Term of Award

Spring 2016

Degree Name

Doctor of Education in Curriculum Studies (Ed.D.)

Document Type and Release Option

Dissertation (restricted to Georgia Southern)

Department

Department of Curriculum, Foundations, and Reading

Committee Chair

Grigory Dmitriyev

Committee Member 1

Jonathan Hilpert

Committee Member 2

Meca Williams-Johnson

Committee Member 3

John Hobe

Abstract

Kindergarten “boot camp” has become a familiar metaphor as younger and younger children are being required to demonstrate their knowledge on standardized assessments to meet the political accountability requirements placed on schools. This study critically investigated the meaning five Kindergarten teachers in an urban South Georgia public school give to the play experiences of their students and the barriers that constrain the incorporation of play in the classroom. This dissertation using critical inquiry captured the voice of the participants as they negotiate accountability demands while practicing age-appropriate pedagogy including play experiences. Data were collected through the purposeful sampling of the five Kindergarten teachers in the form of a focus group discussion and follow-up one-on-one semi-structured interviews. The transcripts of the audio-recorded interviews were analyzed one-by-one using the constant-comparative method. The data were compared to determine similarities and patterns for the purpose of grouping into coding categories generated by the consideration of the research questions. The categories were then reduced into themes that were analyzed for interrelatedness to allow for broader descriptions to address the research questions.

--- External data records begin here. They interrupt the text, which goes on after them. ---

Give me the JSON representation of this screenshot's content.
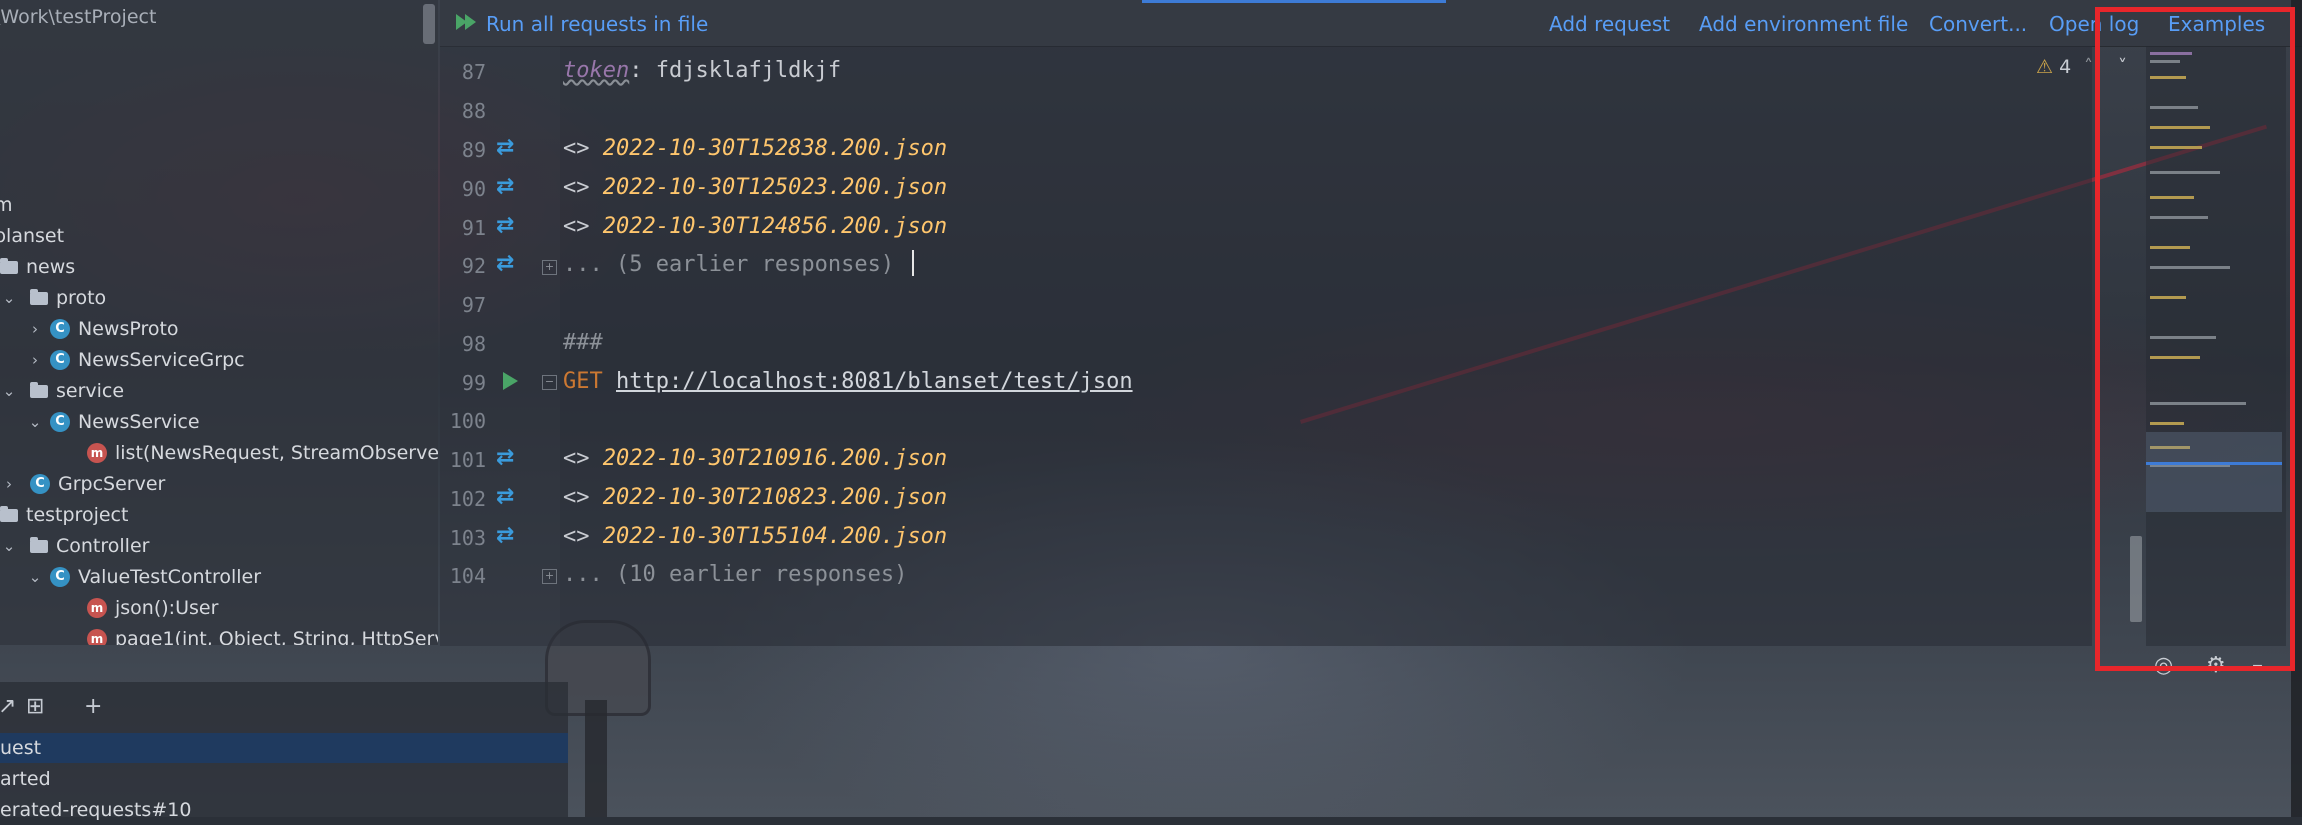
{
  "tree": {
    "title": "\\Work\\testProject",
    "rows": [
      {
        "label": "m"
      },
      {
        "label": "blanset"
      },
      {
        "label": "news"
      },
      {
        "label": "proto"
      },
      {
        "label": "NewsProto"
      },
      {
        "label": "NewsServiceGrpc"
      },
      {
        "label": "service"
      },
      {
        "label": "NewsService"
      },
      {
        "label": "list(NewsRequest, StreamObserver"
      },
      {
        "label": "GrpcServer"
      },
      {
        "label": "testproject"
      },
      {
        "label": "Controller"
      },
      {
        "label": "ValueTestController"
      },
      {
        "label": "json():User"
      },
      {
        "label": "page1(int, Object, String, HttpServ"
      }
    ]
  },
  "bottom_panel": {
    "items": [
      "uest",
      "arted",
      "erated-requests#10"
    ]
  },
  "toolbar": {
    "run_all": "Run all requests in file",
    "add_request": "Add request",
    "add_env": "Add environment file",
    "convert": "Convert...",
    "open_log": "Open log",
    "examples": "Examples"
  },
  "editor": {
    "line_numbers": [
      "87",
      "88",
      "89",
      "90",
      "91",
      "92",
      "97",
      "98",
      "99",
      "100",
      "101",
      "102",
      "103",
      "104"
    ],
    "token_key": "token",
    "token_value": ": fdjsklafjldkjf",
    "prefix": "<> ",
    "files_a": [
      "2022-10-30T152838.200.json",
      "2022-10-30T125023.200.json",
      "2022-10-30T124856.200.json"
    ],
    "earlier_a": "... (5 earlier responses)",
    "separator": "###",
    "method": "GET",
    "url": "http://localhost:8081/blanset/test/json",
    "files_b": [
      "2022-10-30T210916.200.json",
      "2022-10-30T210823.200.json",
      "2022-10-30T155104.200.json"
    ],
    "earlier_b": "... (10 earlier responses)"
  },
  "warnings": {
    "count": "4"
  },
  "colors": {
    "accent": "#589df6",
    "highlight": "#e8262b",
    "file": "#ffc66d",
    "method": "#cc7832"
  }
}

Based on analysis of the data, the participants gave meaning to the play experiences of their students describing it as serving two primary purposes: play for the purpose of learning academic content and play for the purpose of recreation. Data analysis revealed that teachers describe two primary barriers to incorporating play for their Kindergarten students: pressures on students and teachers created by testing and standards and a lack of teacher professional freedom. Teachers overwhelmingly described the daily pressures that they experience and recognize in their students that result from testing and prescribed content that is frequently “too much” to manage. In addition, the participants provided information about their feelings of powerlessness in the current oppressive educational climate. The findings of the current study will provide teachers, administrators, parents, and educational decision makers insight on the increasing demands and decreasing play opportunities for young students.